Thursday, April 9, 2015

Supporting learning process with visual organizers

I was re-re-re-reading about concept-based design for learning and decided to create an image for my students - and anybody else - to use in their teaching and design.

One important part of teachers' work is to show the interrelations of topics in their subject matter, or in the elementary classroom to provide an inclusive view for students and make learning more meaningful. It often seems self clear for us as education professionals how different things  are related to each other, but at that point we forget that we have studied the phenomenon for years, and our students may be exposed to it for the first time in their lives.

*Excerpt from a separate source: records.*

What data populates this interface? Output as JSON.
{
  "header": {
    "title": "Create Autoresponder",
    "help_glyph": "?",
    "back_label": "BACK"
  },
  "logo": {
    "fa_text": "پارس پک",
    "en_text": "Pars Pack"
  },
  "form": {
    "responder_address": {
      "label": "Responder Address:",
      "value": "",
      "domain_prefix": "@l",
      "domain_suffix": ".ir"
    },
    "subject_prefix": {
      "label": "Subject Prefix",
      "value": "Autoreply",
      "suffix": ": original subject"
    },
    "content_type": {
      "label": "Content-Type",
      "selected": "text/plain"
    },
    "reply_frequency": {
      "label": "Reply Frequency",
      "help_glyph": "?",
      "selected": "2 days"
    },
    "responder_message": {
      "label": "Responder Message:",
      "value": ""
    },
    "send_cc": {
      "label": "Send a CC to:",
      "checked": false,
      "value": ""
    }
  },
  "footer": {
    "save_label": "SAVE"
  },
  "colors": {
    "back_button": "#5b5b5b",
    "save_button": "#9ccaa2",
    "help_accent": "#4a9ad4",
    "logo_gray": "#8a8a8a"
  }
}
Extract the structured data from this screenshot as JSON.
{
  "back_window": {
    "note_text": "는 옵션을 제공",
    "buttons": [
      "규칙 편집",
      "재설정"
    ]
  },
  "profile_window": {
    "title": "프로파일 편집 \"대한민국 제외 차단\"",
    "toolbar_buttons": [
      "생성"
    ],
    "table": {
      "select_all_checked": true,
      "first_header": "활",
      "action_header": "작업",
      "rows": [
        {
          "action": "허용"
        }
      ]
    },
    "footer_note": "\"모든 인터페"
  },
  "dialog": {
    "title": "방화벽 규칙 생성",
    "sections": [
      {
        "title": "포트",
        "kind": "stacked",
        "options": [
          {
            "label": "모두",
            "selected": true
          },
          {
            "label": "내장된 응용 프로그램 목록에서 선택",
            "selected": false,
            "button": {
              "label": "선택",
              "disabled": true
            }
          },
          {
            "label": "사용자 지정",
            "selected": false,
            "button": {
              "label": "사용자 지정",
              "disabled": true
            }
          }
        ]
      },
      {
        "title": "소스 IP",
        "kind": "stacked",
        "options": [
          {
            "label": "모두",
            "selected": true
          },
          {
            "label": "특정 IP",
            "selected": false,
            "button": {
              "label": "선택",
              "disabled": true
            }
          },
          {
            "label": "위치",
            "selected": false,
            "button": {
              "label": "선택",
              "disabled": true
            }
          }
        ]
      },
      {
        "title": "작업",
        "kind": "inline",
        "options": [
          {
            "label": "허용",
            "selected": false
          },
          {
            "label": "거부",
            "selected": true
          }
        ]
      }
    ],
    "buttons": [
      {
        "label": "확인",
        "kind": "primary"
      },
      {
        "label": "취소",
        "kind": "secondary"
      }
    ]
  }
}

Sometimes students struggle because they try to start learning from facts and details - and often their chosen learning strategy for this is memorizing. It is really hard to build your way up to the general idea or theory, when you don't know what is the main concept, and how to chunk all details together. Visual organizers like mindmaps and concept maps are very handy tools for this. Sometime students find them hard, because there is not one correct answer for building a mindmap, as it is a visual representation of one's own thoughts, and thus a very open-ended task. For this reason I would not grade students' mindmaps even if creating one was an assignment. Applying unnecessary power over learning process can be detrimental for good learning quality.

More about engaging students in their learning process can be read at NotesFromNina.


Saturday, January 10, 2015

Engagement in learning - or just in schooling?

One main problem n contemporary education is that “students are typically presented as the customers of engagement, rather than coauthors of their learning”.[1] It is really, really hard to be intrinsically interested and very engaged with things you cannot control, or in activities that are mandated by someone else. To be engaged in the learning process students must be given ownership for their learning. This ownership grows from personal and situational choices within the learning experience.
Schooling engagement is more typical in educational setting with prescripted instructional design, where students' learning outcomes are defined as an observable change in their behaviour.  Students may perceive these learning objectives as "an external imposition"[2], and use a strategic learning approach to complete the task.  In learning experiences like this students' main concern is to jump the hoop, and memorize (not understand) the content, because they know there will be questions asked about the content.  (I would like to remind that the prescriptive ID models were born in army and corporate training settings, NOT in a pedagogically or andragogically driven systems, but where top-down management implements learning objectives in order to produce desired learning products that benefit the system and/or corporation.)
In qualitatively different learning environment that supports personally meaningful learning learning engagement is more predominant, and the learning outcomes are significantly better. When students attempt to understand the learning content and make sense of it, this deep learning approach engages students in their own learning process, and often results in change in students' thinking. This is how life-long learners are born - students being allowed to engage in their learning, and pursue their interests, within the boundaries of the topic to be learned. 
It is extremely important to remember that "every student is capable of both deep and surface approaches, from early childhood onwards" [2].  The easiest way I have found to support engagement in deep learning is to provide students with choices in their assignments and assessments.  It is important to actively choose HOW you teach! 
:)
Nina

[1]Trowler, V. (2010). Student engagement literature review. York: Higher Education Academy.http://eprints.lancs.ac.uk/61680/1/Deliverable_2._Evidence_Summary._Nov_2
2] Ramsden, P. (2003). Learning to teach in higher education (2nd ed.). London: Routledge Falmer (quotes from pages 42 and 45).